Но Тереза глуха, как куль с углем, и медлительна, как правосудие. Тому причиной ее годы. Хуже всего то, что она воображает, будто хорошо слышит и легка на ногу, и, гордясь шестидесятилетней честной службой в доме, обслуживает старика хозяина с самым бдительным деспотизмом.
Что я вам говорил?.. Вот и теперь она не хочет дать мне палку с серебряным набалдашником, опасаясь, как бы я ее не потерял. Это правда, я довольно часто забываю зонты и трости в омнибусах и книжных лавках. Но сегодня я имею полное основание взять мою старинную трость, где серебряный чеканный набалдашник изображает Дон Кихота в тот момент, когда он, держа копье наперевес, стремится в бой с ветряными мельницами, а Санчо Панса, воздевая руки к небу, тщетно заклинает его остановиться. Эта палка – все, что получил я из наследства дяди, капитана Виктора, который при своей жизни больше походил на Дон Кихота, чем на Санчо Панса, и любил драки так же естественно, как другие их боятся.
Уже тридцать лет ношу я эту палку при каждом знаменательном или торжественном выходе своем из дому, и две фигурки – господина и оруженосца – вдохновляют меня и подают советы.
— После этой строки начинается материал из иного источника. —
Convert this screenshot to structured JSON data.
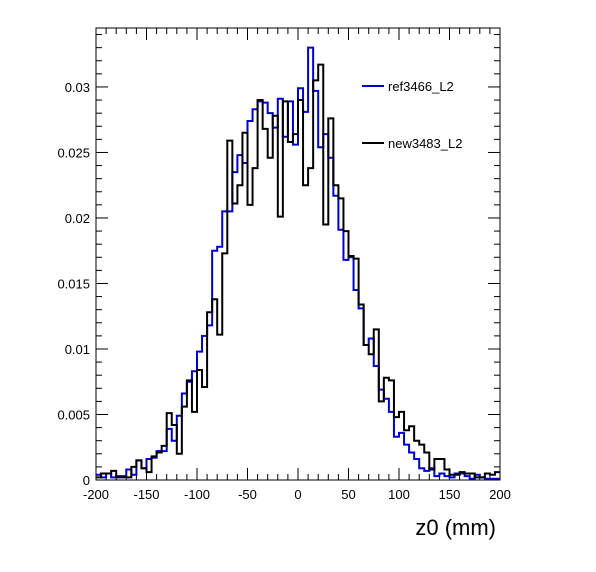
{
  "chart_data": {
    "type": "line",
    "style": "step-histogram",
    "xlabel": "z0 (mm)",
    "ylabel": "",
    "xlim": [
      -200,
      200
    ],
    "ylim": [
      0,
      0.0345
    ],
    "x_ticks": [
      "-200",
      "-150",
      "-100",
      "-50",
      "0",
      "50",
      "100",
      "150",
      "200"
    ],
    "y_ticks": [
      "0",
      "0.005",
      "0.01",
      "0.015",
      "0.02",
      "0.025",
      "0.03"
    ],
    "legend_position": "top-right",
    "x_bin_edges": [
      -200,
      -195,
      -190,
      -185,
      -180,
      -175,
      -170,
      -165,
      -160,
      -155,
      -150,
      -145,
      -140,
      -135,
      -130,
      -125,
      -120,
      -115,
      -110,
      -105,
      -100,
      -95,
      -90,
      -85,
      -80,
      -75,
      -70,
      -65,
      -60,
      -55,
      -50,
      -45,
      -40,
      -35,
      -30,
      -25,
      -20,
      -15,
      -10,
      -5,
      0,
      5,
      10,
      15,
      20,
      25,
      30,
      35,
      40,
      45,
      50,
      55,
      60,
      65,
      70,
      75,
      80,
      85,
      90,
      95,
      100,
      105,
      110,
      115,
      120,
      125,
      130,
      135,
      140,
      145,
      150,
      155,
      160,
      165,
      170,
      175,
      180,
      185,
      190,
      195,
      200
    ],
    "series": [
      {
        "name": "ref3466_L2",
        "color": "#0000cc",
        "values": [
          0.0004,
          0.0002,
          0.0005,
          0.0002,
          0.0003,
          0.0003,
          0.0008,
          0.0004,
          0.0015,
          0.0009,
          0.0016,
          0.0017,
          0.0022,
          0.0022,
          0.0039,
          0.003,
          0.0049,
          0.0066,
          0.0075,
          0.0083,
          0.0098,
          0.011,
          0.0118,
          0.0175,
          0.0178,
          0.0205,
          0.0205,
          0.0235,
          0.0248,
          0.0242,
          0.0274,
          0.0283,
          0.0289,
          0.0288,
          0.028,
          0.0269,
          0.0291,
          0.0262,
          0.0289,
          0.0256,
          0.0299,
          0.0281,
          0.033,
          0.0297,
          0.0254,
          0.0264,
          0.0246,
          0.0217,
          0.0191,
          0.0168,
          0.017,
          0.0145,
          0.0131,
          0.0103,
          0.0108,
          0.0087,
          0.0069,
          0.0062,
          0.0052,
          0.0033,
          0.0036,
          0.0027,
          0.0021,
          0.0016,
          0.0009,
          0.0007,
          0.0009,
          0.0003,
          0.0005,
          0.0003,
          0.0002,
          0.0005,
          0.0005,
          0.0003,
          0.0001,
          0.0004,
          0.0002,
          0.0001,
          0.0001,
          0.0001
        ]
      },
      {
        "name": "new3483_L2",
        "color": "#000000",
        "values": [
          0.0002,
          0.0005,
          0.0005,
          0.0007,
          0.0002,
          0.0002,
          0.0002,
          0.001,
          0.0015,
          0.0009,
          0.0006,
          0.0018,
          0.0021,
          0.0026,
          0.0051,
          0.0042,
          0.002,
          0.0056,
          0.0076,
          0.0052,
          0.0084,
          0.0071,
          0.0128,
          0.0138,
          0.0111,
          0.0173,
          0.0259,
          0.0211,
          0.0225,
          0.0265,
          0.021,
          0.0238,
          0.029,
          0.0268,
          0.0246,
          0.0278,
          0.0201,
          0.0289,
          0.0258,
          0.0264,
          0.029,
          0.0225,
          0.0238,
          0.0305,
          0.0317,
          0.0195,
          0.0276,
          0.0225,
          0.0215,
          0.019,
          0.0171,
          0.0169,
          0.0134,
          0.0103,
          0.0096,
          0.0115,
          0.006,
          0.0078,
          0.0076,
          0.0048,
          0.0052,
          0.0038,
          0.0041,
          0.003,
          0.0027,
          0.0021,
          0.0008,
          0.0016,
          0.0016,
          0.0008,
          0.0004,
          0.0004,
          0.0006,
          0.0005,
          0.0005,
          0.0002,
          0.0002,
          0.0005,
          0.0004,
          0.0006
        ]
      }
    ]
  }
}
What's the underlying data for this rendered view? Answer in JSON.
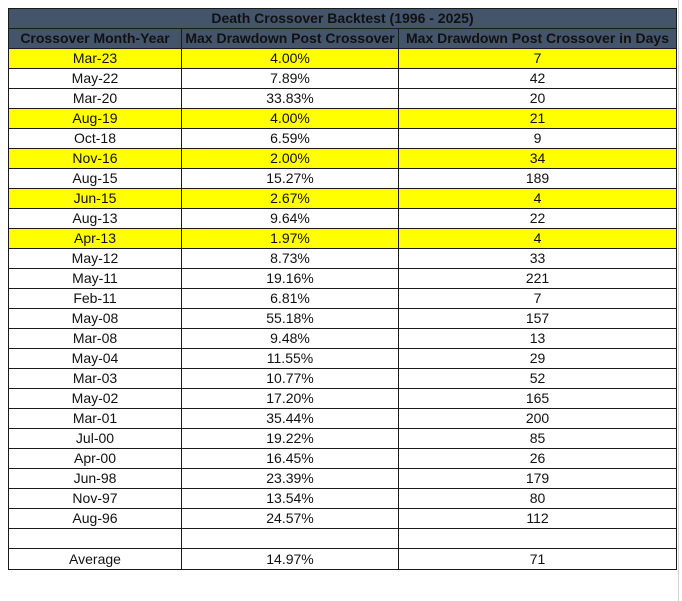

Мне чудится, я слышу их, и Дон Кихот мне говорит:
– Крепко мысли о вещах великих и знай, что единственная реальность в мире – это мысль. Возвышай природу до себя, и да будет тебе вселенная лишь отблеском твоей героической души. Бейся за честь – только это достойно мужчины; а если тебе случится получать раны, лей свою кровь, как благодатную росу, и улыбайся.
А Санчо Панса говорит мне от себя:
– Оставайся, приятель, тем, чем создало тебя небо. Предпочитай сухую корку хлеба в твоей суме жареным овсянкам на кухне господина. Повинуйся хозяину, умному и безумному, и не забивай свои мозги вещами бесполезными. Бойся драк: искать опасности – значит, искушать Бога.
Но если несравненный рыцарь и бесподобный оруженосец пребывают, как образ, на моей палке, – они существуют как действительность в глубинах моей души. Во всех нас есть и Дон Кихот и Санчо Панса, и мы прислушиваемся к ним; но если даже нас убеждает Санчо Панса, то любоваться должно только Дон Кихотом. Однако довольно болтовни… идемте к г-же де Габри по делу, выходящему из круга обычной жизни.
Тот же день
Я застал г-жу де Габри уже одетой в черное и надевающей перчатки.
– Я готова, – сказала она.
«Готова», – такой я находил ее всегда для добрых дел.
Мы сошли с лестницы и сели в карету.
Не знаю, какое тайное наитье боялся я рассеять, прервав молчание, но вдоль широких пустых бульваров мы ехали, не проронив ни слова, только глядя на кресты, надгробья и венки, ждущие у продавца своих могильных потребителей.
Фиакр остановился у последних пределов земли живых – перед воротами, где начертаны слова надежды.
Мы шли по кипарисовой аллее, затем свернули на узкую дорожку, проложенную среди могил.
– Здесь, – сказала г-жа де Габри.
На фризе, украшенном опрокинутыми факелами, была вырезана надпись:
СЕМЬЯ АЛЬЕ И СЕМЬЯ АЛЕКСАНДР
Решетка замыкала вход к памятнику. В глубине, над алтарем, покрытым розами, высилась мраморная доска с именами, среди которых я прочел имя Клементины и дочери ее.
То, что я почувствовал при этом, было нечто глубокое и смутное, выразимое лишь звуками прекрасной музыки. В старой душе моей я услыхал игру небесно-нежных инструментов. С величавой гармонией похоронного гимна мешались приглушенные ноты песнопения любви, ибо душа моя сливала в одно чувство и мрачную серьезность этого момента и милые сердцу прелести былого.